Translations of original Spanish accounts by Father Kino and others convey important details about the battle, while the archaeological record and ethnographic and oral traditions provide important correctives to the historic account. A new battlefield signature of native American conflict is identified, and the fiery context of the battle provides unprecedented information about what the Sobaipuri grew and hunted in this out-of-the-way location, including the earliest known wheat.
That this tumultuous time was a period of flux is reflected in the defensive, communal, and ceremonial architecture of the O'odham, which accommodated Spanish tastes and techniques. Practices specific to the O’odham as they relate to the day’s events and to village life illuminate heretofore unexplained aspects of the battle. The book also records a visit by descendant O’odham, reinforcing the importance of identifying the historically documented location.
A Fateful Day in 1698 will be of significant interest to archaeologists and historians.
Dr. Deni Seymour
is a full-time research archaeologist affiliated with two academic institutions and the nonprofit research group Jornada Research Institute. She is the author of Where the Earth and Sky Are Sewn Together
(The University of Utah Press, 2011) and the editor of From the Land of Ever Winter to the American Southwest: Athapaskan Migrations, Mobility, and Ethnogenesis
(The University of Utah Press, 2012).Author Website
Table of Contents:
List of Figures
1. A Remarkable Event in 1698
2. Documentary Sources
3. Reconciling Ethnohistoric Accounts
4. Who Were the Enemy?
5. Reason for the Battle
6. Distinguishing Historically Referenced Places
7. The Santa Cruzes: Pitaitutgam and Gaybanipitea
8. Adobe-Walled Structures in Comparative Regional Perspective
9. Changes in Indigenous Communal Architecture and Colonial Influence
10. Warfare and Weapons
11. Sobaipuri and Enemy Projectile Points
12. Projectile Point Poison
13. Consequences and Aftermath of the Battle
14. Reconnecting with the Past
Appendix: Transcriptions of Spanish Documents
Praise and Reviews:
“Seymour's study examines all the primary sources and then incorporates her archaeological conclusions from the battlefield of this historic engagement to tell the definitive story of what happened.... None has the complete story as does Seymour's book.”

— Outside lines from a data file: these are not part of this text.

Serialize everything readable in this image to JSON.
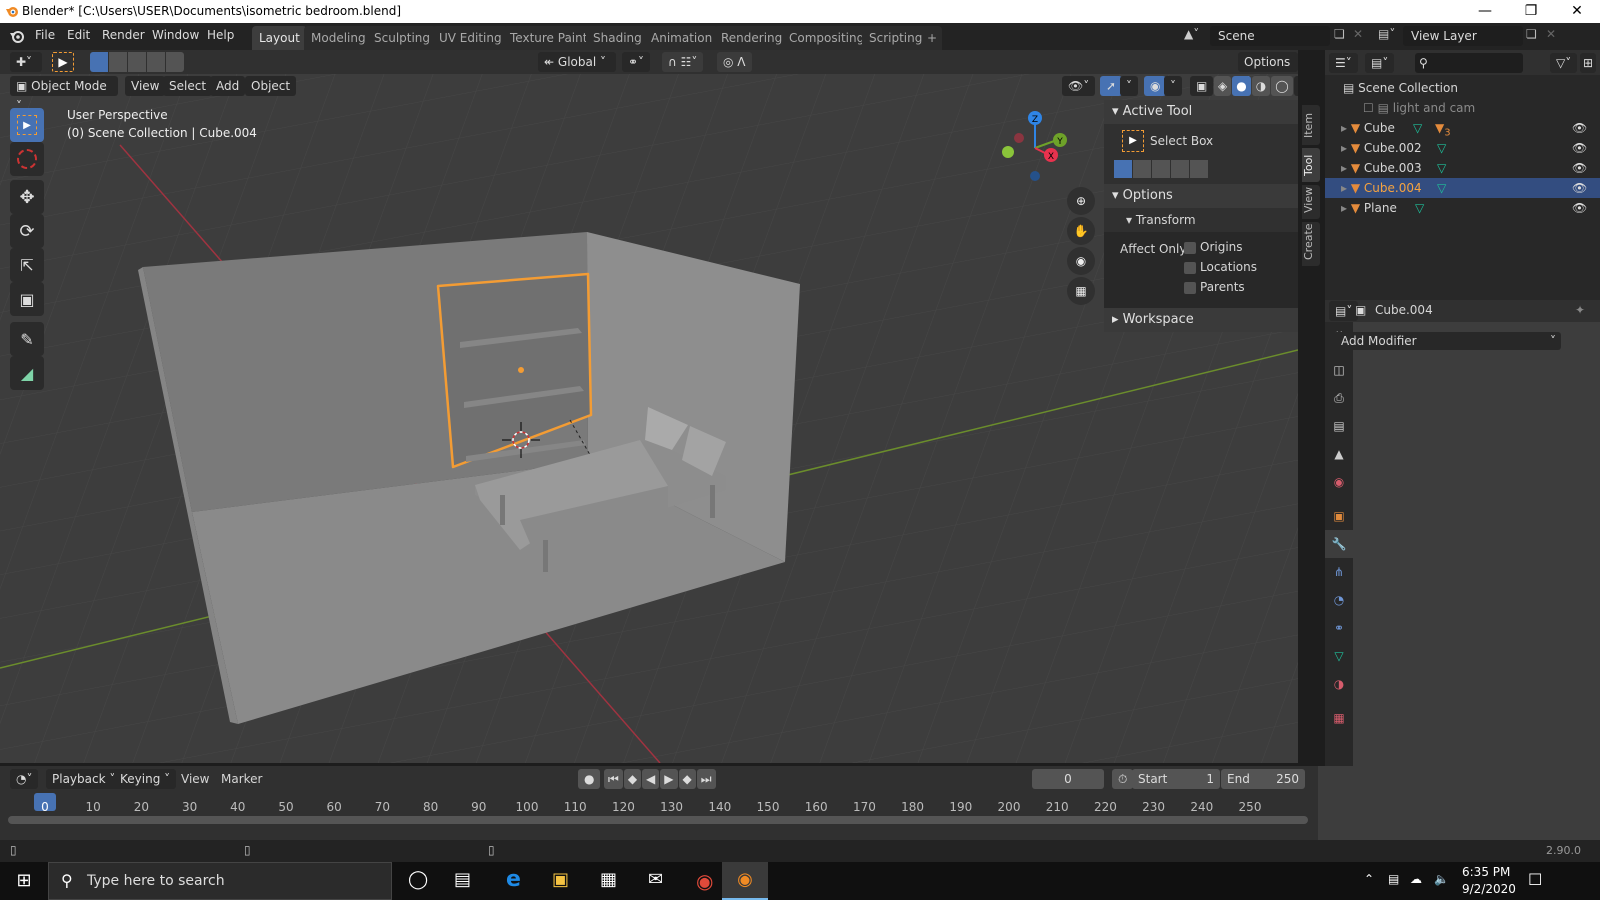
{
  "window": {
    "title": "Blender* [C:\\Users\\USER\\Documents\\isometric bedroom.blend]",
    "controls": [
      "minimize",
      "restore",
      "close"
    ]
  },
  "menu": [
    "File",
    "Edit",
    "Render",
    "Window",
    "Help"
  ],
  "workspaces": [
    {
      "label": "Layout",
      "active": true
    },
    {
      "label": "Modeling"
    },
    {
      "label": "Sculpting"
    },
    {
      "label": "UV Editing"
    },
    {
      "label": "Texture Paint"
    },
    {
      "label": "Shading"
    },
    {
      "label": "Animation"
    },
    {
      "label": "Rendering"
    },
    {
      "label": "Compositing"
    },
    {
      "label": "Scripting"
    }
  ],
  "add_workspace": "+",
  "scene": {
    "name": "Scene",
    "view_layer": "View Layer"
  },
  "tool_header": {
    "orientation": "Global",
    "options_label": "Options"
  },
  "viewport_header": {
    "mode": "Object Mode",
    "menus": [
      "View",
      "Select",
      "Add",
      "Object"
    ]
  },
  "viewport": {
    "perspective_label": "User Perspective",
    "context_label": "(0) Scene Collection | Cube.004",
    "axes": {
      "x": "X",
      "y": "Y",
      "z": "Z"
    },
    "colors": {
      "x": "#e8324e",
      "y": "#6ea229",
      "z": "#2f85e6",
      "selection": "#f39c34"
    }
  },
  "toolbar": [
    "select-box",
    "cursor",
    "move",
    "rotate",
    "scale",
    "transform",
    "annotate",
    "measure"
  ],
  "npanel": {
    "tabs": [
      "Item",
      "Tool",
      "View",
      "Create"
    ],
    "active_tab": "Tool",
    "active_tool": {
      "header": "Active Tool",
      "tool_name": "Select Box"
    },
    "options": {
      "header": "Options",
      "transform_header": "Transform",
      "affect_only_label": "Affect Only",
      "checkboxes": [
        {
          "label": "Origins",
          "checked": false
        },
        {
          "label": "Locations",
          "checked": false
        },
        {
          "label": "Parents",
          "checked": false
        }
      ]
    },
    "workspace": {
      "header": "Workspace"
    }
  },
  "outliner": {
    "search_placeholder": "",
    "root": "Scene Collection",
    "items": [
      {
        "name": "light and cam",
        "type": "collection",
        "excluded": true
      },
      {
        "name": "Cube",
        "type": "mesh",
        "badge": "3",
        "selected": false
      },
      {
        "name": "Cube.002",
        "type": "mesh",
        "selected": false
      },
      {
        "name": "Cube.003",
        "type": "mesh",
        "selected": false
      },
      {
        "name": "Cube.004",
        "type": "mesh",
        "selected": true
      },
      {
        "name": "Plane",
        "type": "mesh",
        "selected": false
      }
    ]
  },
  "properties": {
    "object_name": "Cube.004",
    "active_tab": "modifiers",
    "tabs": [
      "tool",
      "render",
      "output",
      "view-layer",
      "scene",
      "world",
      "object",
      "modifiers",
      "particles",
      "physics",
      "constraints",
      "data",
      "material",
      "texture"
    ],
    "add_modifier_label": "Add Modifier"
  },
  "timeline": {
    "menus": [
      "Playback",
      "Keying",
      "View",
      "Marker"
    ],
    "current_frame": "0",
    "start_label": "Start",
    "start": "1",
    "end_label": "End",
    "end": "250",
    "ticks": [
      "0",
      "10",
      "20",
      "30",
      "40",
      "50",
      "60",
      "70",
      "80",
      "90",
      "100",
      "110",
      "120",
      "130",
      "140",
      "150",
      "160",
      "170",
      "180",
      "190",
      "200",
      "210",
      "220",
      "230",
      "240",
      "250"
    ]
  },
  "status": {
    "version": "2.90.0"
  },
  "taskbar": {
    "search_placeholder": "Type here to search",
    "time": "6:35 PM",
    "date": "9/2/2020"
  }
}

—Edwin Sweeney, author of Mangas Coloradas: Chief of the Chiricahua Apaches and From Cochise to Geronimo: The Chiricahua Apaches, 1874-1886.
“The volume presents a model for integrating ethnography, historic documents, and archaeological data into a method for reconstructing past behavior. It will set the standard of how future archaeologists and ethnohistorians will identify and confirm specific locations in the archaeological record.”
—David Hill, consultant, Archaeological Research & Technology, Inc.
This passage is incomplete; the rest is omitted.